De son côté, le ministre-président de la Région de Bruxelles-Capitale, Rudi Vervoort (PS), a déclaré ce même lundi que seul un fait correspondant aux propos controversés du ministre a été enregistré par les services de police à Bruxelles. "La police locale de Bruxelles-Ixelles a enregistré un fait à proximité du domicile d'un des présumés terroristes", a détaillé M. Vervoort. Il s'agirait d'un groupe de 6 personnes interpellées sur la voie publique, et relâchées ensuite faute de charges suffisantes.
"Il n'y a que ce fait-là qui a été porté à ma connaissance sur le territoire de Bruxelles", a souligné M. Vervoort, faisant remarquer qu'il avait obtenu ces explications au conseil national de sécurité... "Si sur base d'un seul élément isolé, on en tire des généralités - c'est ce que j'appelle des amalgames -, je trouve qu'intellectuellement ce n'est pas très correct, ça ne facilite pas les choses, nous n'avons pas besoin de cela en ce moment", a commenté le chef du gouvernement bruxellois.
Clarté ou confusion?
En réagissant à son tour aux.... réactions qu'il a suscitées, Jan Jambon a laissé entendre qu'il a osé dire la réalité, la vérité, là où d'autres se laisseraient phagocyter par le "politiquement correct"... Mais, en prétendant ainsi avoir le courage d'être clair, le ministre de l'Intérieur ne fait-il pas, en réalité, qu'entretenir une (savante?) confusion, que certains appellent, à raison en l'occurrence, un amalgame inacceptable?

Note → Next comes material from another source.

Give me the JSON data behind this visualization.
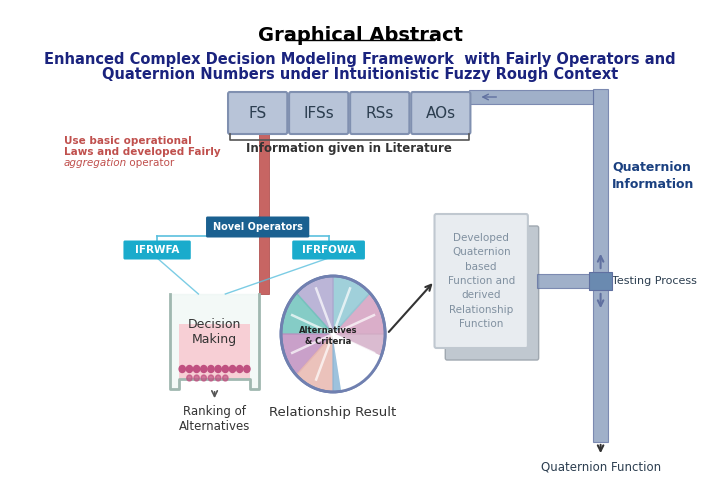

A y regarder de près, il semble en effet que le ministre se base sur un fait ponctuel pour en tirer, de façon indue, une généralité. Il dit se baser sur des éléments communiqués au conseil de sécurité. Quels sont ces faits? S'agit-il d'un fait isolé, comme le suggère le ministre-président bruxellois? Mais à supposer qu'il y ait eu plusieurs manifestations de joie à la suite des attentats, serait-ce un élément suffisant pour dire qu'une partie "significative" de la communauté musulmane s'en soit réjouie? Existe-t-il une enquête sérieuse, avec des résultats chiffrés, qui permette au ministre de tenir les propos qu'il a tenus? L'on peut légitimement se poser la question. Dans le cas contraire, la déclaration de l'intéressé semble légère, non fondée, et ressemble davantage à une manipulation qu'à de la clarté.
Qu'il y ait des problèmes, en l'occurrence des problèmes sérieux "d'intégration" des personnes d'origine étrangère, dans notre pays - peut-être vaut-il mieux parler "d'insertion sociale"? -, c'est une hypothèse, voire un fait, qu'il convient d'analyser avec tout le sérieux et la nuance qui s'imposent. Et sur cette base, il convient de prendre les mesures nécessaires pour améliorer les choses, en particulier lutter contre la radicalisation des jeunes.
Ce dont il faut se garder, c'est de déclarations simplificatrices, que l'on appelle parfois, en ce sens, "populistes".